Ireland -- It has been a bleak Christmas for the Roman Catholic Church in Ireland as it continues to struggle with the consequences of Judge Yvonne Murphy's shocking report into the abuse of children in the Dublin Diocese.

Despite the admirable leadership shown by Archbishop Diarmuid Martin, the Church has shown once again that it is institutionally incapable of understanding what it did and institutionally incapable of accepting the consequences of its actions. Slowly, reluctantly, four of the bishops named in the Murphy report have tendered their resignations to Pope Benedict, but each resignation has been a drawn out drama rather than a swift acceptance of responsibility and accountability.
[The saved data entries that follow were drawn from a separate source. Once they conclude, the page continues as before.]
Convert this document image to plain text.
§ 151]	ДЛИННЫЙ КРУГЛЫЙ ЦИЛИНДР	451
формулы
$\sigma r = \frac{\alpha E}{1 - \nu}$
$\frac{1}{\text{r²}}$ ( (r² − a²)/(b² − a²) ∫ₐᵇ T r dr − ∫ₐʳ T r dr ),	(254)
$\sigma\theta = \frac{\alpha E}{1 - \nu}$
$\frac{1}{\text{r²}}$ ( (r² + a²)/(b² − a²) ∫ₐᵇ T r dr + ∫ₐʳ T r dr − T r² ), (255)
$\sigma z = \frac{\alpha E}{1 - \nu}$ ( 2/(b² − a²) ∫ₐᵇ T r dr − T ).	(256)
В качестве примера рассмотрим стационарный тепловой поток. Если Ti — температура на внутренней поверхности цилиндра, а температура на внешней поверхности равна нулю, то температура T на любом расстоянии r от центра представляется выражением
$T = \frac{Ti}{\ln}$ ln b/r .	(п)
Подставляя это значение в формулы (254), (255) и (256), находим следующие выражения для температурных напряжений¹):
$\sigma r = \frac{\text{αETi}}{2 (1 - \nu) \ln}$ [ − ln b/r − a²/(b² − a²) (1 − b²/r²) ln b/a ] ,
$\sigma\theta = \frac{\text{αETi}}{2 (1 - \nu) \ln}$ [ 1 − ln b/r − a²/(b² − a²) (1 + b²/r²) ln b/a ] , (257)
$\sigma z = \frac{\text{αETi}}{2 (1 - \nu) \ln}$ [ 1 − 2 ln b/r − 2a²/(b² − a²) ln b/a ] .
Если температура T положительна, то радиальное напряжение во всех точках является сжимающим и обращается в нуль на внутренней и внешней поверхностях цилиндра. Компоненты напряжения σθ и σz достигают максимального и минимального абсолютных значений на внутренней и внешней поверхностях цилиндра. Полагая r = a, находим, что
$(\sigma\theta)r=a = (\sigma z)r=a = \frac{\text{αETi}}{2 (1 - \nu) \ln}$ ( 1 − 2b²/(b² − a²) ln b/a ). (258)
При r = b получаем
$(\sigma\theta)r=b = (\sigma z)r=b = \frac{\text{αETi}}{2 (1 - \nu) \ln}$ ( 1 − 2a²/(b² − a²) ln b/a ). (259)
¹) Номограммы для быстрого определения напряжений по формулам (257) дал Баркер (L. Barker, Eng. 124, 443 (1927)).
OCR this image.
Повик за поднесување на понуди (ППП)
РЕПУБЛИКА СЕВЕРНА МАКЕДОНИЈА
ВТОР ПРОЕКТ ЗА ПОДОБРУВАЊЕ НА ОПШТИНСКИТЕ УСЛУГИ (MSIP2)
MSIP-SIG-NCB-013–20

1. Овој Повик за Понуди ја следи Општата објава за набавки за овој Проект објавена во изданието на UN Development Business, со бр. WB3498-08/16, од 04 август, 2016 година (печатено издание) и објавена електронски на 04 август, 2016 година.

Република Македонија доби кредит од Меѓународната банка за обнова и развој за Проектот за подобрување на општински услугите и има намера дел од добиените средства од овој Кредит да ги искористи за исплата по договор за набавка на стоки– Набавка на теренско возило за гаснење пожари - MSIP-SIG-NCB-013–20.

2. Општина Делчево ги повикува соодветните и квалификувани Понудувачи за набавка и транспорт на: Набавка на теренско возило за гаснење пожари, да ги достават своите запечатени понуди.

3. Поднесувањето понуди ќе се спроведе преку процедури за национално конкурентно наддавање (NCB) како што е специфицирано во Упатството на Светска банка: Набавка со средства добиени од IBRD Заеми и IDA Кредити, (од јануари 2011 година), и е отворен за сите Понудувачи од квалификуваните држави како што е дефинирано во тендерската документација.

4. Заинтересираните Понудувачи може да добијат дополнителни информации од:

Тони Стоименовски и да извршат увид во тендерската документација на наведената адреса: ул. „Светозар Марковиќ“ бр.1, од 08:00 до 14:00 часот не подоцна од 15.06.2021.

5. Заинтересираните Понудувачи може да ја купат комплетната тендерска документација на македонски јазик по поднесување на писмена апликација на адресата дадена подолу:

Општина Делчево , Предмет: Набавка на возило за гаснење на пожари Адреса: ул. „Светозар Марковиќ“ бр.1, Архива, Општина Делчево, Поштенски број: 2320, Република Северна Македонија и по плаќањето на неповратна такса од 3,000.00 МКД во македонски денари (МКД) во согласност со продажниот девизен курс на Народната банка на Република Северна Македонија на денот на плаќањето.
It should not have been possible for any organisation to inflict further damage on itself in the wake of such a devastating report by Judge Murphy, but that is what the Church has managed to do.

All too late, the Church has begun to comprehend what the general public thinks of what happened in Dublin, in Ferns, in industrial schools and parishes all across the country. The public now sees a Church that protected child abusers and put their interests ahead of the children they were abusing. They see a Church that knowingly placed children at risk and then ignored their cries for help when their abusers struck; a Church that set itself above the law of the land and which lost all connection to the teachings of Jesus Christ. The Church failed its most vulnerable and then covered up their pain.

Bishop Jim Moriarty, who resigned last week, seemed to recognise some of those failings when he said that "the Murphy report covers far more than what individual bishops did or did not do.

"Fundamentally it is about how the leadership of the archdiocese failed over many decades to respond properly to criminal acts against children. . . I should have challenged the prevailing culture. I know that any action now on my part does not take away the suffering that people have endured. I again apologise to all the survivors and their families."

Bishop Moriarty's words would have sounded so much more compelling and so much more heartfelt if they had been uttered on the day that Judge Murphy's report was published. By waiting, by going through the charade of Bishop Donal Murray's week-long resignation trip to Rome, and by indulging the reluctance of other bishops to accept responsibility for their failings, the Church has failed its followers. It is a collective failure, one that is made more acute by Archbishop Martin's honesty and contrition. He offered leadership but his bishops spurned him, and his very obvious distress has served to highlight the apparent indifference of those who were so reluctant to resign.

There remains but one bishop who has yet to resign: Martin Drennan, the Bishop of Galway, is the last man standing of the five bishops named in the Murphy report. He said yesterday that he would not resign because he felt he had done nothing wrong. According to a spokesman for the Galway diocese, Dr Drennan had not been called to give evidence to the Murphy Commission, nor had he been furnished with the part of the report which mentioned him by name.

The survivors of abuse have called for all five bishops to resign and their voices deserve to be heard. The slow-motion resignations of four bishops, and the refusal of the fifth to resign, have increased -- if that is possible -- the hurt and anguish of the survivors and have caused further damage for the Church. Bishop Drennan should reconsider, urgently. Only when he goes can Archbishop Martin start the painfully slow process of renewal that his Church needs.